Estudo que revela nova forma de estabilizar estados reativos do azul de metileno é capa de recente edição da ACS Omega

Pesquisadores do Programa de Nanociências e Materiais Avançados da UFABC, em colaboração com outros grupos da própria universidade e da USP de São Carlos publicaram na revista científica ACS Omega um estudo que amplia a compreensão sobre o comportamento do azul de metileno, um corante amplamente utilizado e estuda para aplicações biomédicas, tecnológicas e ambientais. Além da relevância científica dos resultados, o trabalho foi selecionado para ilustrar a capa de uma edição da ACS Omega, reconhecimento reservado a estudos de destaque publicados pela revista.

O trabalho em questão descreve dois fenômenos inéditos relacionados a essa molécula: a formação de estados de separação de cargas com longa duração em solventes orgânicos e o mecanismo responsável pelo surgimento de uma forma vermelha do corante, conhecida como vermelho de metileno (methylene red – MR).

O azul de metileno é estudado há décadas em áreas que vão desde a terapia fotodinâmica contra câncer e infecções até sensores químicos, sistemas de imagem e dispositivos de conversão de energia.
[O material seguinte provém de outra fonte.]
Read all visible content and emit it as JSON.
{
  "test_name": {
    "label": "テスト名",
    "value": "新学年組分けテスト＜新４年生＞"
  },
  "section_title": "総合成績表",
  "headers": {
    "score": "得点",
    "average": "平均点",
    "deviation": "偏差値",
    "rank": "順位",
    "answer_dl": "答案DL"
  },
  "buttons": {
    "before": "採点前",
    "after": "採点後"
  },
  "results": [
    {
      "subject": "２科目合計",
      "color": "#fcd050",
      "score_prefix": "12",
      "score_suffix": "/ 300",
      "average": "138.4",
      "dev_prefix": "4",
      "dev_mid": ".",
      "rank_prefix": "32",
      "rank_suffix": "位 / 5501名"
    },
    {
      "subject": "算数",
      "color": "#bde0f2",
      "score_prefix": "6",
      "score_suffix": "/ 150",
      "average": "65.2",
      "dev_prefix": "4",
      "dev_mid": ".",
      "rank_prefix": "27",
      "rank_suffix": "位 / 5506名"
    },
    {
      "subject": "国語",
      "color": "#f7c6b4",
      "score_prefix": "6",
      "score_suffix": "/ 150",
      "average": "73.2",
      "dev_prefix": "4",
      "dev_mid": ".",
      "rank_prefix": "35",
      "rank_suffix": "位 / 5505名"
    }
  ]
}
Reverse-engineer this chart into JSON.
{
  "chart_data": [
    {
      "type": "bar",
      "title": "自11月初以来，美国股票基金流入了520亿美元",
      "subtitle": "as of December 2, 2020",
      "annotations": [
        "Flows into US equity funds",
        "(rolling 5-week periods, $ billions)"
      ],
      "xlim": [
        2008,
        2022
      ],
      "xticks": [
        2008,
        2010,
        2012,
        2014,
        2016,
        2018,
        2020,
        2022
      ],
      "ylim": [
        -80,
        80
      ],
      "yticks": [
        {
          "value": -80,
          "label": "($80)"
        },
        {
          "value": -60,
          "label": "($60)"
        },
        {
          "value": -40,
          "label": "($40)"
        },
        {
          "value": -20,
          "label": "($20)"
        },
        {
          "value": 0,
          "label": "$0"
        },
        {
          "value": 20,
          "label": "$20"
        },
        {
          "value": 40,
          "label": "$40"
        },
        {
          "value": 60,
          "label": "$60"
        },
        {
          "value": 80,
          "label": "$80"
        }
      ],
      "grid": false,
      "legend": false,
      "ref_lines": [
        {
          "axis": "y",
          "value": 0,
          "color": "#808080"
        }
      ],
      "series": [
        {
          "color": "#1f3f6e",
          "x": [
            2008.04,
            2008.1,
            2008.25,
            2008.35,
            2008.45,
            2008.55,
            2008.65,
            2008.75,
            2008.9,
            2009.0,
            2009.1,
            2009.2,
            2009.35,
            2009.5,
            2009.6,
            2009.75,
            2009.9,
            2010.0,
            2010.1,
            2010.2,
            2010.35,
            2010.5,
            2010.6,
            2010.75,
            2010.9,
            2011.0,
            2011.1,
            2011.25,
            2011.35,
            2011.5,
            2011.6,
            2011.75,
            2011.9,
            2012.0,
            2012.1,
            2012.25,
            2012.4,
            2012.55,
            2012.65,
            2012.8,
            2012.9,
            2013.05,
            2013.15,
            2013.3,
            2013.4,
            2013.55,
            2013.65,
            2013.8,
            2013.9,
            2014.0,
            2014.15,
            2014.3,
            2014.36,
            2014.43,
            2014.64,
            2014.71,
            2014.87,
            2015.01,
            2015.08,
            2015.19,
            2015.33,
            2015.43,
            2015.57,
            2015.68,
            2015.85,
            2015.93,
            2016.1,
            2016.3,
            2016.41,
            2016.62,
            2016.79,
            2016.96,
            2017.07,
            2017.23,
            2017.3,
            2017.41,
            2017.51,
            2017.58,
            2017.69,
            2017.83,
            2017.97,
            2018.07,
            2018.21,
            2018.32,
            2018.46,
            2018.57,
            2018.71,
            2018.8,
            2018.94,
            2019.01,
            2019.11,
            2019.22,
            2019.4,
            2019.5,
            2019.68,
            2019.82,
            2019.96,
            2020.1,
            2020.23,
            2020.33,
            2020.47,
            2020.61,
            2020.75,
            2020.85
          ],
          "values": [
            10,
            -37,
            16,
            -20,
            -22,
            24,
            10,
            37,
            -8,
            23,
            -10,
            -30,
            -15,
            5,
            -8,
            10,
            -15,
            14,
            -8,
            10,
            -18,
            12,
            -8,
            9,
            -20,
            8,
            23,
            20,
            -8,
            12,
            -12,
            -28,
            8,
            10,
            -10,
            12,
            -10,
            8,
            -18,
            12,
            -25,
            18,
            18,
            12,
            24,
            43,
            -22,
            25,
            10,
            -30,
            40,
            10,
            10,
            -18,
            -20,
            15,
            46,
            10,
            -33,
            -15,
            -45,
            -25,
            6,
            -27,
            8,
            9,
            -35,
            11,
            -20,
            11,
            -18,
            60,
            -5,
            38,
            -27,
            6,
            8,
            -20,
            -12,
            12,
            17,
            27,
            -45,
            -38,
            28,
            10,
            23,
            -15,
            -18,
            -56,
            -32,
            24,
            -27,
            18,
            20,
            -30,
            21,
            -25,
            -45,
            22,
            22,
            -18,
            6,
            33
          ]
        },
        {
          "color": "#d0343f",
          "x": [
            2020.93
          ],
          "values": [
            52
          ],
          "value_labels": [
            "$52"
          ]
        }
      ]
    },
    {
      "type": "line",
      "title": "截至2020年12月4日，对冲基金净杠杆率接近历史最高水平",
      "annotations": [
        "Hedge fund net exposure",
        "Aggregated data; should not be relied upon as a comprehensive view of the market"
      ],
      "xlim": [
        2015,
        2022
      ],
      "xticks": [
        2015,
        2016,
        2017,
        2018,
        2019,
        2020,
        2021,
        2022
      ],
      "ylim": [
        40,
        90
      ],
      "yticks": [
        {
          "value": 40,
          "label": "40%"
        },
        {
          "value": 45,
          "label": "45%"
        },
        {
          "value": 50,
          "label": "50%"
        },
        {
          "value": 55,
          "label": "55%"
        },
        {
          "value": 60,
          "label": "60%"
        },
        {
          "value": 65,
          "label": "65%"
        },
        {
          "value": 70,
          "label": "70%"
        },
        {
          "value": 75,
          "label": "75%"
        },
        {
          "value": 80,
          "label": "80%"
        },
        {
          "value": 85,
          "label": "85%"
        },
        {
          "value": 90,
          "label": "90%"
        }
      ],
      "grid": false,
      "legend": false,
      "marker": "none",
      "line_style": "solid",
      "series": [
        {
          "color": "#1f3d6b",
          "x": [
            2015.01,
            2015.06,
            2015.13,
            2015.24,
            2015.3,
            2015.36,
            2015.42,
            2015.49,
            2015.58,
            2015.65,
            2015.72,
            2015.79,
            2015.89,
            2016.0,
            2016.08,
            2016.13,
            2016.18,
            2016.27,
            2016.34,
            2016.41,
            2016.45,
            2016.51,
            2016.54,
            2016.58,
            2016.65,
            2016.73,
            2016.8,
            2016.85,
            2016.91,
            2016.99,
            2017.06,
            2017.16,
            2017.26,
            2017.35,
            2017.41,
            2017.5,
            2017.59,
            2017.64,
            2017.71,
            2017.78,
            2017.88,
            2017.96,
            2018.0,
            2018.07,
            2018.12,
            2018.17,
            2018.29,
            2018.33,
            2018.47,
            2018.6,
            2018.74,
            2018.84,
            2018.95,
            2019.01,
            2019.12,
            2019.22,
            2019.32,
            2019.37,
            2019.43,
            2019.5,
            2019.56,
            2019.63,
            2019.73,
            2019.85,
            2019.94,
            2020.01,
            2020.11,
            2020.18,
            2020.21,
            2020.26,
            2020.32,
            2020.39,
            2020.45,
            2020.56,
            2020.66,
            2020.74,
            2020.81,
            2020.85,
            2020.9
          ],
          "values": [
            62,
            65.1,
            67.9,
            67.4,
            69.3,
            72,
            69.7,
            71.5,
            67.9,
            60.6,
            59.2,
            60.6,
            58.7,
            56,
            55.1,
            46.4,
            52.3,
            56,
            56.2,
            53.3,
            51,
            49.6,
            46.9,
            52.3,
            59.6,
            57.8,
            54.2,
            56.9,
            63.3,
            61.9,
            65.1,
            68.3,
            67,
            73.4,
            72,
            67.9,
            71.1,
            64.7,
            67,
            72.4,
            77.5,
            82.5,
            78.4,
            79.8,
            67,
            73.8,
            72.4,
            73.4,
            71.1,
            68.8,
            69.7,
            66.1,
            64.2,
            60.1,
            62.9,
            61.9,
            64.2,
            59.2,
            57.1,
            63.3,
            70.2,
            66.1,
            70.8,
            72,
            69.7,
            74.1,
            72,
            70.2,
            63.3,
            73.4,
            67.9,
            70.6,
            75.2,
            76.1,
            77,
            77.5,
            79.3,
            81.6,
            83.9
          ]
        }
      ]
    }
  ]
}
Grande parte dessas aplicações depende da forma como a molécula interage com a luz, transferindo energia ou elétrons para as espécies químicas vizinhas. Entretanto, os estados eletrônicos intermediários envolvidos nesses processos costumam existir por períodos extremamente curtos, o que dificulta sua observação direta e manipulação.

Neste novo estudo, os pesquisadores demonstraram que espécies radicais derivadas do azul de metileno podem permanecer estáveis por horas em determinados ambientes químicos. Essa estabilidade permitiu sua detecção por meio de técnicas espectroscópicas convencionais, o que é incomum nesse tipo de sistema.

Os experimentos mostraram que, após a substituição do contra-íon cloreto, normalmente associado ao azul de metileno em sua forma comercial, por íons hidroxila em solventes orgânicos como dimetilsulfóxido e tolueno, ocorre a formação de agregados moleculares capazes de promover separação de cargas induzida pela luz. Nessa condição, surgem as espécies oxidada e reduzida do azul de metileno que permanecem estáveis por tempos significativamente maiores do que os observados em sistemas aquosos.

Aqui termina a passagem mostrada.